Taxes paid, funding raised, popular industries and more - startup statistics from 2016

We are happy to present the statistical overview of how 2016 went for the Estonian startup scene, including the stats about paid taxes, raised funding, the biggest employers, most popular industries and much more. We hope to start a tradition with this piece by doing our best to provide at least 2 statistical overviews of the local startup ecosystem a year - do let us know your thoughts and comments about our first edition!

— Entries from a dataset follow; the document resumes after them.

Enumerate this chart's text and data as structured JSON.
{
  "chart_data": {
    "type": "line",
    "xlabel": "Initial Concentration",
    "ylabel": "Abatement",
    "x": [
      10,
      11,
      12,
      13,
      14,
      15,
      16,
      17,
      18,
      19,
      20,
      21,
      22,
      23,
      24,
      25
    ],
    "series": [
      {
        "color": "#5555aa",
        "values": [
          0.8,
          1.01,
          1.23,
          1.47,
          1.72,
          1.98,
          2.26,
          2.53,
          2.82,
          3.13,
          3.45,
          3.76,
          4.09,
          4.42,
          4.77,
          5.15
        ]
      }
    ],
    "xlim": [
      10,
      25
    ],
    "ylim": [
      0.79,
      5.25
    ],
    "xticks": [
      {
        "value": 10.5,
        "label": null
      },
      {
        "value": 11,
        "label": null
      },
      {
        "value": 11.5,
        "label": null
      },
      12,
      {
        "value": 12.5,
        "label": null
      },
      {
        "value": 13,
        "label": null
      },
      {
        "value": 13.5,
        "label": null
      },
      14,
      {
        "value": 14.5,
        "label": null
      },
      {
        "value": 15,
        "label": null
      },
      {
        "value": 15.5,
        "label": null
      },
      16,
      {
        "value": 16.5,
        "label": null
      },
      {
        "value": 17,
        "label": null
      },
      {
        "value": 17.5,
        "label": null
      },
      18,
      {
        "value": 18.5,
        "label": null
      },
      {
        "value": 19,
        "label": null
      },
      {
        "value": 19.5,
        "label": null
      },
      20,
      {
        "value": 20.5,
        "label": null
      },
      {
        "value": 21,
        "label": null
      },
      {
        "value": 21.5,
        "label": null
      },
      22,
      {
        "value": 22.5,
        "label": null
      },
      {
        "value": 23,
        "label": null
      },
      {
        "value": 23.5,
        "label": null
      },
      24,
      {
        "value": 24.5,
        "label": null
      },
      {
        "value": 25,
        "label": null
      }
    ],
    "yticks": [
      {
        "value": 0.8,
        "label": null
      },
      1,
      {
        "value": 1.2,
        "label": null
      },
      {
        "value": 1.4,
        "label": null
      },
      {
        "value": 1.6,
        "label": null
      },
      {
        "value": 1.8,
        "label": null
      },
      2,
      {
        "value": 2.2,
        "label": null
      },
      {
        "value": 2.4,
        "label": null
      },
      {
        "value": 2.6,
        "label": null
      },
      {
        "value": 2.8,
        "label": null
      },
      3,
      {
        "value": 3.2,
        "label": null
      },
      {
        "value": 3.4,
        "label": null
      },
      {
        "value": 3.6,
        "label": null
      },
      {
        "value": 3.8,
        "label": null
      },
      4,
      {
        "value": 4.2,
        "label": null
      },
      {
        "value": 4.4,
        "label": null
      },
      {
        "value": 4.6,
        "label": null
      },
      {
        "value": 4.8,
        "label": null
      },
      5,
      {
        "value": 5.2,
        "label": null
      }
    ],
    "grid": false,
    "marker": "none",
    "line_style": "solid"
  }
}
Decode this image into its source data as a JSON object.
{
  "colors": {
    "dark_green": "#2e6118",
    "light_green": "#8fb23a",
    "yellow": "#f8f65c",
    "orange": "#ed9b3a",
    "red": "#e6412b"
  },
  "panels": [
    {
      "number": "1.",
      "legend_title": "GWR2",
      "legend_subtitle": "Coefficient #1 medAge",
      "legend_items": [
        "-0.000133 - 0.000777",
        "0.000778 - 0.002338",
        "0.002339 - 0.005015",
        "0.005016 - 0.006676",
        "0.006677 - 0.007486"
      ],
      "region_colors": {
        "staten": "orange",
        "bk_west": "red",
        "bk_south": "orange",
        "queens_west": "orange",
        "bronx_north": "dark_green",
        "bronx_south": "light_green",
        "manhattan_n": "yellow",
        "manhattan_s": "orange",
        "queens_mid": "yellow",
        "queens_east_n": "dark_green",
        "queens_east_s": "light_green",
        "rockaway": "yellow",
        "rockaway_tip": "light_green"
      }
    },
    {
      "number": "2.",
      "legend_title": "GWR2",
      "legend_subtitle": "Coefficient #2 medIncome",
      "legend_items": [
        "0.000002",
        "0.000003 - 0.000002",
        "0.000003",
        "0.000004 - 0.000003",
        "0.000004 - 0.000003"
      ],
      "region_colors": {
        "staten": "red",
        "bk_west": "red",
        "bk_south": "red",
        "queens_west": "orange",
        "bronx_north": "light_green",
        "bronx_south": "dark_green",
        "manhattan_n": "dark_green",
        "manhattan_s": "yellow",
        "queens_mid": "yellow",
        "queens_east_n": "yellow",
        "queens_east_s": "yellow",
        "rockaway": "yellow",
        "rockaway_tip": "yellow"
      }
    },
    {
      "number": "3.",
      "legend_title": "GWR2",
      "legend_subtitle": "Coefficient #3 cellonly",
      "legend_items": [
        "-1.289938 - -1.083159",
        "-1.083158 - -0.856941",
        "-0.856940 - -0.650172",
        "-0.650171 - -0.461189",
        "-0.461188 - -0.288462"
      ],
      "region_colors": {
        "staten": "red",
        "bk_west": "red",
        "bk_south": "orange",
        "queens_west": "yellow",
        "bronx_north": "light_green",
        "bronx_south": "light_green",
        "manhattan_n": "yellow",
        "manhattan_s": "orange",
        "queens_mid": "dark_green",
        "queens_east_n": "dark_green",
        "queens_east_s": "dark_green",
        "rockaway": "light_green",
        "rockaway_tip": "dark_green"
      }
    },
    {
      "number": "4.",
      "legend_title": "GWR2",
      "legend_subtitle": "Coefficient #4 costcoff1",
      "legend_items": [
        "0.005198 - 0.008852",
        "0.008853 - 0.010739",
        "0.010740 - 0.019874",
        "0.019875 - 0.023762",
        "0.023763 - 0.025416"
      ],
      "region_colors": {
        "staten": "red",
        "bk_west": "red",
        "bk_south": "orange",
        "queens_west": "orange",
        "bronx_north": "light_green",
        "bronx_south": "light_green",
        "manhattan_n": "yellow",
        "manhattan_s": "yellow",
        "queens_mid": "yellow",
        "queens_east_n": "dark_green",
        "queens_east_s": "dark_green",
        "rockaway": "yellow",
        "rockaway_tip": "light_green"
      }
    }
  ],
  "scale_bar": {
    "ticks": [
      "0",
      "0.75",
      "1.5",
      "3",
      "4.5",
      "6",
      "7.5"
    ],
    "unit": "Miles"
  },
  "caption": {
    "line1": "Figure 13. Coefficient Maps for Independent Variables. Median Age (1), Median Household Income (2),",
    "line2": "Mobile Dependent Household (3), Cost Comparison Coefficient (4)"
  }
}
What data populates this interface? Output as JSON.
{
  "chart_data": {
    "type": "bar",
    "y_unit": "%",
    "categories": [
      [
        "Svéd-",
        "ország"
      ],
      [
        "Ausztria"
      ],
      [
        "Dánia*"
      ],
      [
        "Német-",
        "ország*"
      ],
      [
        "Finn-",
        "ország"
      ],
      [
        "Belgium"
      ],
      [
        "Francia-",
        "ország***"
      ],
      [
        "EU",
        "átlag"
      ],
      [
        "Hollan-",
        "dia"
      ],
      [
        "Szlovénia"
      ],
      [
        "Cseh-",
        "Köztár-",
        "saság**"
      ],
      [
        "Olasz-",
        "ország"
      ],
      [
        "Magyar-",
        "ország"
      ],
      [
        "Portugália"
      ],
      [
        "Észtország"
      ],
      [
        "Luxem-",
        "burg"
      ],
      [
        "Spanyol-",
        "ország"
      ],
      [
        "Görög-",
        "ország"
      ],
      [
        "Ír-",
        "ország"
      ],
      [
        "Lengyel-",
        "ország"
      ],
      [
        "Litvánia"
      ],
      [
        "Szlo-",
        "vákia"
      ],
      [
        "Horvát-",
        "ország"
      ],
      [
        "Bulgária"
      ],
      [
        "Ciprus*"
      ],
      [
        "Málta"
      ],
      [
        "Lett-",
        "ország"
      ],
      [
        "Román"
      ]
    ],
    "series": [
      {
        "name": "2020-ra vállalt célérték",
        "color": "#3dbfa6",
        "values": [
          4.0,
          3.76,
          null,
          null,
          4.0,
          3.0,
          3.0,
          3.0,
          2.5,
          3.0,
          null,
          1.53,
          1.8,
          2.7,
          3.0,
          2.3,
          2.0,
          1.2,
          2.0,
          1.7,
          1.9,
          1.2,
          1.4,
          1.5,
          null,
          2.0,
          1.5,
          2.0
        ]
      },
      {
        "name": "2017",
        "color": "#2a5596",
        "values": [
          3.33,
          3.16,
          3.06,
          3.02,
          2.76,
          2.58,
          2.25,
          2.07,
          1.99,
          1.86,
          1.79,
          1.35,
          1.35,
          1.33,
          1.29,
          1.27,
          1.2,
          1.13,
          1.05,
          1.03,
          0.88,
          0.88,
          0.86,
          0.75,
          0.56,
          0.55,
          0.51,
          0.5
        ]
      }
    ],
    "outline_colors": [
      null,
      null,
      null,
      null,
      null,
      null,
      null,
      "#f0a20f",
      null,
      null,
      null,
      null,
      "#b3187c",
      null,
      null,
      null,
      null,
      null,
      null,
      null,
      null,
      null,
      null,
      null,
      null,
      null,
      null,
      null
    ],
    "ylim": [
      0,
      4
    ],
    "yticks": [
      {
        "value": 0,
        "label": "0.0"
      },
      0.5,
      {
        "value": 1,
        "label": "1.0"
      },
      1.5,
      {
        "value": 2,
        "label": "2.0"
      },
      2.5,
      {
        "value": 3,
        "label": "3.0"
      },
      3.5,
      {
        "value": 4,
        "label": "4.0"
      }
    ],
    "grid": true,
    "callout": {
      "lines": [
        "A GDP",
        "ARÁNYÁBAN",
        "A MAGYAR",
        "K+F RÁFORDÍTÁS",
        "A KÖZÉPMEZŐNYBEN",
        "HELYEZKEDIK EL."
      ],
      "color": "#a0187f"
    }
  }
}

There are currently a little over 400 startups in Estonia and roughly 90% of them are in the very early - prototyping, seed - or early stages of development. In the end of 2015, the startup count was about the same, due to natural selection and the fact that with launching the new startup database together with Funderbeam, we narrowed down the criteria for startups. So some have grown out of being a startup (celebrated already their 11th birthday) or on the other hand might still too early to be considered a company (“2 guys and a dog in a garage”).

Estonian startups are a heterogeneous bunch and cannot be defined by a ruling industry. Widest spread common keywords are “IT services” and “B2B”, which are rather vague. To narrow it slightly more, 4 more prominent categories do come out: 

Fuelling the economy. Although there is a belief that startups are mostly good at burning through money rather than making it, our statistics show that they are actually significantly and growingly contributing to the economy. By the end of Q3 2016, Estonian startups had already paid the same amount in employment taxes to the government as they did for the whole 2015. All in all, the startups' tax contribution grew from €21M in 2015 to €28M in 2016.

*Please note that the tax information for 2014 is presented only for the period of August to December and not for the whole year and quarterly. The tax contribution for the whole year was roughly double the amount.

The number of people employed in Estonian startups is growing rapidly and has reached 3500 people as of the end of 2016. Comparing this number to the year before, startups have attracted an additional 1000 people in that year to join them. The general rule of thumb shows that 3/4 of all people employed by the Estonian startups are employed in Estonia, meaning approximately 800 of the new jobs were created in Estonia and 200 outside of the country.

The graph below is an evidence of some Estonian startups becoming more and more mature. 5% of startup companies account for 50+% of the jobs and 3/4 of all tax contributions.The biggest bread-giver is Transferwise, who has altogether a 600 people on their payroll, 400 of which are in Estonia. Followed by Pipedrive (240), Adcash (200), Zeroturnaround (170) and Creative Mobile (100). 

Investments. Altogether, Estonian startups have raised 370MEUR during the last 10 years with more than 80% of it from foreign investors. 2016 turned out to be a record year with 102,5 MEUR being attracted by the Estonian startups. By Christmas, it looked like 2016 would turn out to be a step back from 2015 in terms of the whole capital raised, deal count and deal sizes. But with Pipedrive, Monese and Starship Technologies announcing huge rounds in January that deals dating back to 2016, it made the past year the most successful funding year for Estonian startups yet.

The average deal size of the 40 deals recorded in 2016 was 2,5 MEUR. Taking a closer look, the biggest contributor, Transferwise, raised 48MEUR in 2015 and 23,5MEUR in 2016. As mentioned before, the end of the year displayed a huge investment activity with Starship Technologies raising a historically massive seed round (16,5 MEUR), Pipedrive attracting 16 MEUR and Monese raising 9,4 MEUR. Most notable initial rounds in 2016 were done by Leapin (200k EUR), Shipitwise who raised 2 rounds on Funderbeam platform (176k EUR and 181k EUR),  Globalreader (165k EUR) and Transferfast (150k EUR). 

People - biggest asset and cost. We asked some of the startups who raised considerable amount of capital this past year, what will they be using the money for. It becomes very clear that the main cost for startups are expenses related to employment. For example, both Skeleton Tehnologies and Scoro are using the money for product development and hiring new people. 

"We use the investment for expansion, both in terms of production, such as opening a new production plant in Germany, as well as operational costs. We are currently in the process of hiring 20 new people for 13 different positions,” said Oliver Ahlberg, the COO of Skeleton Technologies. 

Estonia welcomes startup founders and talent! With the Estonian startups growing, the need for talent is becoming more important than ever. To address this need, a new Startup Visa program was launched on January 18th and the Startup Committee has already received over 40 applications, approving 9 and declining 16 of them. Others are still under review or waiting for additional information from the applicant. The biggest interest so far is from Ukraine, followed by Russia, Belarus, US, UK. 

*The data presented in this overview has been collected from the crowdsourced investment database “Funding of Estonian Startups”, crowdsourced database "Startup jobs & headcount", Startup Estonia and Startup Heatmap.